Monday, March 24, 2008

What would be an effective treatment?

A feassible approach
Now, is burnout something which is to be treated easily or not? At least a great number of approaches have been described so far. You can easily imagine that there will be a winning approach just for you. Just to name the most common: psycho-education, relaxation-training, stressmanagement, cognitive therapy, lifestyle-improvement, assertivity-training, social skills-training and selfhelp- or peergroups. Now these approaches are not all in the same line and are not readily to be compared to each other.

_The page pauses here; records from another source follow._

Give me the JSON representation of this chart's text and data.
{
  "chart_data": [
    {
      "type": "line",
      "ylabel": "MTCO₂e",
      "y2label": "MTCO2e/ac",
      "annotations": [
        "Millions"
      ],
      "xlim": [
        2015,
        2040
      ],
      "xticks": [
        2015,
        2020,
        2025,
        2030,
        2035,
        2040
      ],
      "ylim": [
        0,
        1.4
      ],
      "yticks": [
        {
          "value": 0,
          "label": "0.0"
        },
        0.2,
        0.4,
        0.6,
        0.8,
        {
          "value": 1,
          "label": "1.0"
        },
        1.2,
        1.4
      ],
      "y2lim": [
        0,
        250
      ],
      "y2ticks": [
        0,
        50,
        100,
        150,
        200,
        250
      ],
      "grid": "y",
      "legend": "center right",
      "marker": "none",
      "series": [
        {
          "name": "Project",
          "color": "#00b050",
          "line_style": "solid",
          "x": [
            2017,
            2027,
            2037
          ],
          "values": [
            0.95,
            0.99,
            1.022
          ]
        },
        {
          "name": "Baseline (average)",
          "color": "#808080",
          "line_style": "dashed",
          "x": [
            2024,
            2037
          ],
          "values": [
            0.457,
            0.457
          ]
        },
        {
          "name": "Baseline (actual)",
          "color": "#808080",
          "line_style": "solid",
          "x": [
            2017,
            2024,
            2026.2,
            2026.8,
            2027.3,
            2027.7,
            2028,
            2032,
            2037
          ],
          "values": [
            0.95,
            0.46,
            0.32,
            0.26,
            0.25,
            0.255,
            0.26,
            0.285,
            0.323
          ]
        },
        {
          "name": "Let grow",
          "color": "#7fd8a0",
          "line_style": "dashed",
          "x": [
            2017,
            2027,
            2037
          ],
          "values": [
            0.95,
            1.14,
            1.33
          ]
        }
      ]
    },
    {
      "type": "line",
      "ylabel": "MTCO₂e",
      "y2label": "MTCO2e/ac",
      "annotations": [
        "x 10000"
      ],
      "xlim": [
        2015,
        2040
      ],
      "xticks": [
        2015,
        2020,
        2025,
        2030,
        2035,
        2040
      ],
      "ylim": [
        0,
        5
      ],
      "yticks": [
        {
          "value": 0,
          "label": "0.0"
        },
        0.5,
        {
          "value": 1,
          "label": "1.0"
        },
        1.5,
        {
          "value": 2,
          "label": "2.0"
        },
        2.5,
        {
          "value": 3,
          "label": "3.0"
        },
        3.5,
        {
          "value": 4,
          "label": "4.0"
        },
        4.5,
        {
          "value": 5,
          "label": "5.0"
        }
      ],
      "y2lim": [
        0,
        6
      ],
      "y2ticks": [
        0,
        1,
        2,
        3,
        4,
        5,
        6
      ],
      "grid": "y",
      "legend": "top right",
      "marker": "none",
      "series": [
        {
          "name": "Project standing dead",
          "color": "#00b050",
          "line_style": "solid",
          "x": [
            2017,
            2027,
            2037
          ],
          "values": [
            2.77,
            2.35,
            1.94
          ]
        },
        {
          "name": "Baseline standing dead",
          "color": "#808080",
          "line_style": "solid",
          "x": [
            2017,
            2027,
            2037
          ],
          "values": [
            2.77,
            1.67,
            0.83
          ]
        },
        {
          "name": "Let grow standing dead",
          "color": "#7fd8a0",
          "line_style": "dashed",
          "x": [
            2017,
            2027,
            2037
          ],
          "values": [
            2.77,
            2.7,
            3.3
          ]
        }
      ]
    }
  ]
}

If the original analysis is completed client and therapist together may decide which approach might be the most useful, given the particular situation. And then still: a skilled therapist will probably not want to work with just one approach, he will strive to offer a mixture to size. The most usual mix here will contain a cognitive approach (you examine together if everything you think about your situation, is realistic), there will be some attention for learning how to relax and the client's general lifestyle will be examined.

Effectivity
There is quite some research going on as to how effective all these various approaches are. Whereas burnout is such a young, but nevertheless very serious social and mental problem, we will not see the end of this research shortly. If you are a client yourself, you can easily check for yourself whether you are in good hands by looking at the chosen approach. If it is not one-sided but goes into several aspects of your problem, you can safely suppose that something good will come out of it.